Private technology companies also play a central role. As operators of critical infrastructure, they are increasingly part of national resilience. This raises questions about their responsibilities in ensuring continuity, transparency, and equitable access during crises, particularly when their operations span multiple jurisdictions.
A source of strength; a source of weakness
From a technical perspective, strengthening resilience requires rethinking system design. While the internet was originally built with redundancy in mind, contemporary cloud architectures often prioritise efficiency and centralisation. Highly interconnected systems can amplify failures rather than contain them.
Building resilience means distributing infrastructure across diverse locations, reducing hidden dependencies, and enabling systems to operate in degraded conditions when necessary.

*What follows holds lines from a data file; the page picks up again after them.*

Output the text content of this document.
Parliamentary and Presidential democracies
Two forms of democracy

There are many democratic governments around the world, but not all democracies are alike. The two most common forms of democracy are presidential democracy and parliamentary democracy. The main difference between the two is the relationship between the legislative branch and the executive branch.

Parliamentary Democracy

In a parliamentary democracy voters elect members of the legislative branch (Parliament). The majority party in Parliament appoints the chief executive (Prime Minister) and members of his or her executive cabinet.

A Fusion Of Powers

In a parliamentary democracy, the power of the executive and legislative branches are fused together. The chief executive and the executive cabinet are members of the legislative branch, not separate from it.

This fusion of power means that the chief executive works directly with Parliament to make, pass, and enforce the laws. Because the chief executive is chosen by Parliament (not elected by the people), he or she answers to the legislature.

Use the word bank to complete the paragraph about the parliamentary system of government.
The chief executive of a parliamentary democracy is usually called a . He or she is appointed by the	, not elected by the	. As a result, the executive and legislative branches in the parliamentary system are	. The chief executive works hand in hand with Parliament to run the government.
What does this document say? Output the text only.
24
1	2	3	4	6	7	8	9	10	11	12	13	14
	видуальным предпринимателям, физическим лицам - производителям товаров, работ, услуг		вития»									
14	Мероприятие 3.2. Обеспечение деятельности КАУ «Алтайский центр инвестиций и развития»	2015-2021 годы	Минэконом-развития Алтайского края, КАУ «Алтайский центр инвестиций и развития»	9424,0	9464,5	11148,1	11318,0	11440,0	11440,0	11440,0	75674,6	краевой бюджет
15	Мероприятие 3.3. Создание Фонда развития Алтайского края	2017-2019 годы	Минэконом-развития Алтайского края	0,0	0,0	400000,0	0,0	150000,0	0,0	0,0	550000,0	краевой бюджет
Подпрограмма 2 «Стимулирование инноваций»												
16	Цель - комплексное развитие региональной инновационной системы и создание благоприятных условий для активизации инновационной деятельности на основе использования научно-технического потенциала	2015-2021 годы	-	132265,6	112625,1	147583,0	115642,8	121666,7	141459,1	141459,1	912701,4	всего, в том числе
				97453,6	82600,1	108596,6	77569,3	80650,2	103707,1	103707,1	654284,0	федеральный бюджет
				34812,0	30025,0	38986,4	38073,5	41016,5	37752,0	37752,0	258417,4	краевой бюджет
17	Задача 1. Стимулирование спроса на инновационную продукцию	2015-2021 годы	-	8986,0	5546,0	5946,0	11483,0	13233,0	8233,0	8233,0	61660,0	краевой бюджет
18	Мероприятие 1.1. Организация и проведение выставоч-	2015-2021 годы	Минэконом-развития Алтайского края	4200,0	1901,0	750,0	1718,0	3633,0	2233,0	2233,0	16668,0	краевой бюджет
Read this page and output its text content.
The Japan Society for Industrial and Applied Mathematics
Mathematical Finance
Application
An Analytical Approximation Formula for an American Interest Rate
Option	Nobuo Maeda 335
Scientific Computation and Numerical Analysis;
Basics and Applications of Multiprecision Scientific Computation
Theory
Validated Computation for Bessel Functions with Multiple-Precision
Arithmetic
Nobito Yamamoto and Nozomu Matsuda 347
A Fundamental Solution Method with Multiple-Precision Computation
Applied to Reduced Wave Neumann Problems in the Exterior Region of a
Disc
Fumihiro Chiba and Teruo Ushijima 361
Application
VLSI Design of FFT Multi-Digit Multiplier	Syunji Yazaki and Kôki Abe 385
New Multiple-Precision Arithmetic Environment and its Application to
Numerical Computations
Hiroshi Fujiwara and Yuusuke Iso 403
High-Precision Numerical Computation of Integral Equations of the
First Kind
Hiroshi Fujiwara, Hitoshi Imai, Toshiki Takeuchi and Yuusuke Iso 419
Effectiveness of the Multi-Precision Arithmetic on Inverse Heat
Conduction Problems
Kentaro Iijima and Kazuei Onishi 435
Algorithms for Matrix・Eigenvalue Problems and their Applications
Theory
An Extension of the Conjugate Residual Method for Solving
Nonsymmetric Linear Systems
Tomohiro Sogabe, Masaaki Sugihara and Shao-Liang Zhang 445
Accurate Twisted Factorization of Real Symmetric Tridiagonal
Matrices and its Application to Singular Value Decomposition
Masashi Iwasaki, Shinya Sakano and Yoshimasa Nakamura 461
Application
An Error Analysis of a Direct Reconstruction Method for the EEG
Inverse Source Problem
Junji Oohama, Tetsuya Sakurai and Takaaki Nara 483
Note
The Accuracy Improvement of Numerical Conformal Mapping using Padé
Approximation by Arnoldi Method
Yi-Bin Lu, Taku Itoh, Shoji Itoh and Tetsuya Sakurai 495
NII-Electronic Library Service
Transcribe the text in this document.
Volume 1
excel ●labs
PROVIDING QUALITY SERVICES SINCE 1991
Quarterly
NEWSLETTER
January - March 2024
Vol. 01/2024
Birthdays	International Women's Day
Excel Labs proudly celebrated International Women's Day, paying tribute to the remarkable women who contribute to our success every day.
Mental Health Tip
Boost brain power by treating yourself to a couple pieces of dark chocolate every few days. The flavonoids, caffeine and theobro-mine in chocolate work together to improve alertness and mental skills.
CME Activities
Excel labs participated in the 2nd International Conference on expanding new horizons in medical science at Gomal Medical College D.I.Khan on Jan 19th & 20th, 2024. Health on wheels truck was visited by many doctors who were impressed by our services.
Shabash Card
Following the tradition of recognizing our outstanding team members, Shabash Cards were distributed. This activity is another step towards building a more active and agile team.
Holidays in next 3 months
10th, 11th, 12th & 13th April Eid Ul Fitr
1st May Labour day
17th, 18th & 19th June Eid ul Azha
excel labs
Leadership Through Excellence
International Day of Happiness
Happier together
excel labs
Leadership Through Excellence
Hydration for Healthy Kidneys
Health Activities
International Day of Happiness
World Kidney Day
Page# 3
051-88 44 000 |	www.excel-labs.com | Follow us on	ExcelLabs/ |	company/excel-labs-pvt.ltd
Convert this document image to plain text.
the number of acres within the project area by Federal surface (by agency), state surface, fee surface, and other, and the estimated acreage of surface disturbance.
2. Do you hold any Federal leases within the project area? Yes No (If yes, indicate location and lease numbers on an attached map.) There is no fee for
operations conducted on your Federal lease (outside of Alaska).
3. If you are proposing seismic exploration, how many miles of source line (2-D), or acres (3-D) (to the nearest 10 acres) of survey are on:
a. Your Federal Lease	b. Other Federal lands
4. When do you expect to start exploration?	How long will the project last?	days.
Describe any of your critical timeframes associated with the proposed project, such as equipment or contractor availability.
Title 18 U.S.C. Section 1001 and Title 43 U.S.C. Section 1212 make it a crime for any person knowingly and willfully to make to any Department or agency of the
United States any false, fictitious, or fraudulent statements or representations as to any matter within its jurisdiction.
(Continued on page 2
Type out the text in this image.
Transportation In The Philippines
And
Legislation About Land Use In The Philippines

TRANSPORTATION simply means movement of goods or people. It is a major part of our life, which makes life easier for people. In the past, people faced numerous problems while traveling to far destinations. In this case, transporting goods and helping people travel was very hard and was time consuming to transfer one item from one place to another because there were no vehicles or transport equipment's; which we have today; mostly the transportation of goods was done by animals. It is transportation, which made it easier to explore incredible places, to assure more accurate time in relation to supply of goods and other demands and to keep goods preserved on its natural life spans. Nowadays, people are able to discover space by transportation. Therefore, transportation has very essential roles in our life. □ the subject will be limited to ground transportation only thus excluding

The implications extend beyond data policy. As dependence on digital systems grows, decisions about data storage, infrastructure providers, and jurisdictional control increasingly intersect with foreign policy, trade, and security strategy.
Data governance is no longer only about regulation – it is part of how states manage risk. When the internet first developed, security and privacy were treated as secondary concerns, addressed gradually as new risks emerged. A similar lag is now visible in how we govern data infrastructure in conflict.
Data systems are now as critical – and as vulnerable – as physical supply chains. The central question is no longer simply who controls data, but whether societies can still function when access to it is disrupted. In the end, data that cannot be accessed is data that cannot be governed.